Holzbalkendecke zum kalten DG zusätzlich wwärmedämmen ?

23.01.2006



Hallo Forum,
bei dem Gebäude handelt es sich um ein MFH Bj.1937. Wegen statischer Veränderungen ist es notwendig die Decken zum kalten Dachboden zumindest stellenweise zu öffnen (Deckenbalken muss verstärkt werden). Ich beabsichtige nun bei der gelegenheit die Wärmedämmung der Decke zu erhöhen. der derzeitige Aufbau ist wie folgt:
-kalkputz auf rohrgeflecht (ca.1,5cm)
-schalung (ca. 1cm)
~9cm luft
-blindboden (2cm)
-vermutlich dünne Lage aus Lehm (habe 'kleckerhäufchen aus lehm gefunden :-)
-Sand/Schlackefülung (insgesamt die Füllung im Blindboden 7cm)
-etwas luft (~1cm)
-Dielen (25mm)

Die Deckenbalken sind 19cm hoch.

meine frage ist jetzt, ob es sinnvoll ist von UNTEN in den 9cm luftraum noch eine Wärmeisolierung einzubringen. offen wäre die Decke wärend des umbaus onehin. neben der frage des dämmstoffes (schütten geht von unten schlecht) bin ich auch wegen der 'Dampfbremse' etwas verunsichert.

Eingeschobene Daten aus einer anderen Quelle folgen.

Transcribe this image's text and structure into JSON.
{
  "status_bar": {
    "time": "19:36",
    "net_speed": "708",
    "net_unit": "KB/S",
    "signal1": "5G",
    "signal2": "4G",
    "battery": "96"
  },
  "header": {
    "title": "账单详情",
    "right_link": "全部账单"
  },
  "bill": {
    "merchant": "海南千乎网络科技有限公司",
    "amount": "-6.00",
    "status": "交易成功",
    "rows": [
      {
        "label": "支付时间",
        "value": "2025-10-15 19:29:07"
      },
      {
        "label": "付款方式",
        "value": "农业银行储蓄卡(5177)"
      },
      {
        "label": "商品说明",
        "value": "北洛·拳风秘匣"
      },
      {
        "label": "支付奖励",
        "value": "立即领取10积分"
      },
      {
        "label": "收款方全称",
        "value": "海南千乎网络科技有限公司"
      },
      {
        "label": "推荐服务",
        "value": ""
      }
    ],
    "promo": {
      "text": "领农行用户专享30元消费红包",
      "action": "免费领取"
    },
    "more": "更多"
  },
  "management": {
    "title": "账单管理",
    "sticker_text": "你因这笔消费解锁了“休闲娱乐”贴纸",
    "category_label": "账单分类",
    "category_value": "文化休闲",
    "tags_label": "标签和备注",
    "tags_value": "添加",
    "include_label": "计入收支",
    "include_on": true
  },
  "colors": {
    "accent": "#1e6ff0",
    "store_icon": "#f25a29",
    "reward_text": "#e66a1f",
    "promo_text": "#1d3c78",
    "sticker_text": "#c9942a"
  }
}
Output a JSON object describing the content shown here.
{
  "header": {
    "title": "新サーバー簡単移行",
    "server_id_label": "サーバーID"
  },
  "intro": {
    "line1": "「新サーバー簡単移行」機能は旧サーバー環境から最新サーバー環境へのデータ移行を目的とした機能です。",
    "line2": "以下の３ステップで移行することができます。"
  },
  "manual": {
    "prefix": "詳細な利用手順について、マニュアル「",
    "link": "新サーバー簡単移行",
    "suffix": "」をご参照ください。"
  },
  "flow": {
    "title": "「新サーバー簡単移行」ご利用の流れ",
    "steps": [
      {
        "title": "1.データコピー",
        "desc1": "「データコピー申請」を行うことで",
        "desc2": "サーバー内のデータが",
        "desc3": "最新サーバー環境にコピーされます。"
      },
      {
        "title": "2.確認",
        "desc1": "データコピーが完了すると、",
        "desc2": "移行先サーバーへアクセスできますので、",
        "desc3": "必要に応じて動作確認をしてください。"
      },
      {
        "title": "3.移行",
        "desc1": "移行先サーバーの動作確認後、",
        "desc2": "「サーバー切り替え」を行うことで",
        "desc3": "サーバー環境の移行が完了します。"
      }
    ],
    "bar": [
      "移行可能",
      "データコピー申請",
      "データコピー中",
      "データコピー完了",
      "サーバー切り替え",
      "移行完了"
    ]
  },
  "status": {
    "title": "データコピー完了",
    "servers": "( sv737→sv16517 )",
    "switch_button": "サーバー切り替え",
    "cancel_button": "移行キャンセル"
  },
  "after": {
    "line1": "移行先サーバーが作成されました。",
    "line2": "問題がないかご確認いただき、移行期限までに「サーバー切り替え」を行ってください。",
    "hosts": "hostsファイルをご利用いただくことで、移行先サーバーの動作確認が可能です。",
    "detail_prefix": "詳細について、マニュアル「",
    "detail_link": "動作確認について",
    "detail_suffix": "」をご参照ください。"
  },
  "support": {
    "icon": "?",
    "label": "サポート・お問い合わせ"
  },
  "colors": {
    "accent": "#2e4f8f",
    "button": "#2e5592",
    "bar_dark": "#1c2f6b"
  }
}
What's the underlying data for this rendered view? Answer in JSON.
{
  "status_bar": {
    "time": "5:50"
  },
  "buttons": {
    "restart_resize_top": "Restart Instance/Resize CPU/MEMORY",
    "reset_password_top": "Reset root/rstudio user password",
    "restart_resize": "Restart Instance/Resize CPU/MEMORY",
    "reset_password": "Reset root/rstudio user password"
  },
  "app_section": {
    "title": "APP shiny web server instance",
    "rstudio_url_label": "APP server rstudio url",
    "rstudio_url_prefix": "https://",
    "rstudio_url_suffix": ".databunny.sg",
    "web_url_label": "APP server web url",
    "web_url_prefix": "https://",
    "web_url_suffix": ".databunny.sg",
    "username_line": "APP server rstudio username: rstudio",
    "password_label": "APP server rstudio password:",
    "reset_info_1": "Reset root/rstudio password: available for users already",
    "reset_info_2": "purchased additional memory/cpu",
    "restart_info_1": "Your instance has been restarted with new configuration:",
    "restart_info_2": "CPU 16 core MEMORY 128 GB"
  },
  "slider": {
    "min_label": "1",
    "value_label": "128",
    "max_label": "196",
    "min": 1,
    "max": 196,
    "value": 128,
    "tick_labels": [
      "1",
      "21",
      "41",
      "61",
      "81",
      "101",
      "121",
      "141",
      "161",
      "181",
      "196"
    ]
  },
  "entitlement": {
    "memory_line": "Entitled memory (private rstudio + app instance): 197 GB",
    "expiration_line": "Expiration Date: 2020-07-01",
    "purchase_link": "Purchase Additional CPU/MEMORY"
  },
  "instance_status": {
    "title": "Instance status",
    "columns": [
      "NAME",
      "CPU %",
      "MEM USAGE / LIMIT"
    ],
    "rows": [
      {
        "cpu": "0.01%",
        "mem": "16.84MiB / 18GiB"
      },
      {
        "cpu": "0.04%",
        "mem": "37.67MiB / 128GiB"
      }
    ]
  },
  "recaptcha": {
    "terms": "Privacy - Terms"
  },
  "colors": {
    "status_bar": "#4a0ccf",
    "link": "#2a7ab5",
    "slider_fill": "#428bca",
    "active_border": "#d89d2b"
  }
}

ich würde von unten geeignetes Dämmmaterial einbringen (hat jemand einen tipp?) und eine Dampfbremse von unten dran. zum schluss noch platten (neues rohrgeflecht mit Kalkputz wäre mir lieber, sprengt aber vermutlich das budget und bringt mich in schwierigkeiten mit dem brandschutz). der aufbau wäre dann:

-Platten (ich glaube F60 bräuchte ich nach Bauordnung)
-Lattung (bzw. Trägerprofil für Platten)
-Dampfbremse (folie)
-Dämmmaterial (vrmtl. nicht kaschierte Mineralwolle)(max. 8cm)
-Luft (1cm)
- Blindboden 2cm
-schüttung 7cm
-luft 1cm
-dielung (evtl. ersatz durch 22mm VT100 Platten)

Da es sich bei den Räumen um Küche und Bad handelt, hätte ich ohne dampfbremse die angst vor durchfeuchtung der Decke zum kalten DG wenn ich nur dämmaterial einbringe. etwas tum muss ich aber andererseits auch und eine Dämmung von oben geht ist wegen der konstruktionshöhe eher ungünstig.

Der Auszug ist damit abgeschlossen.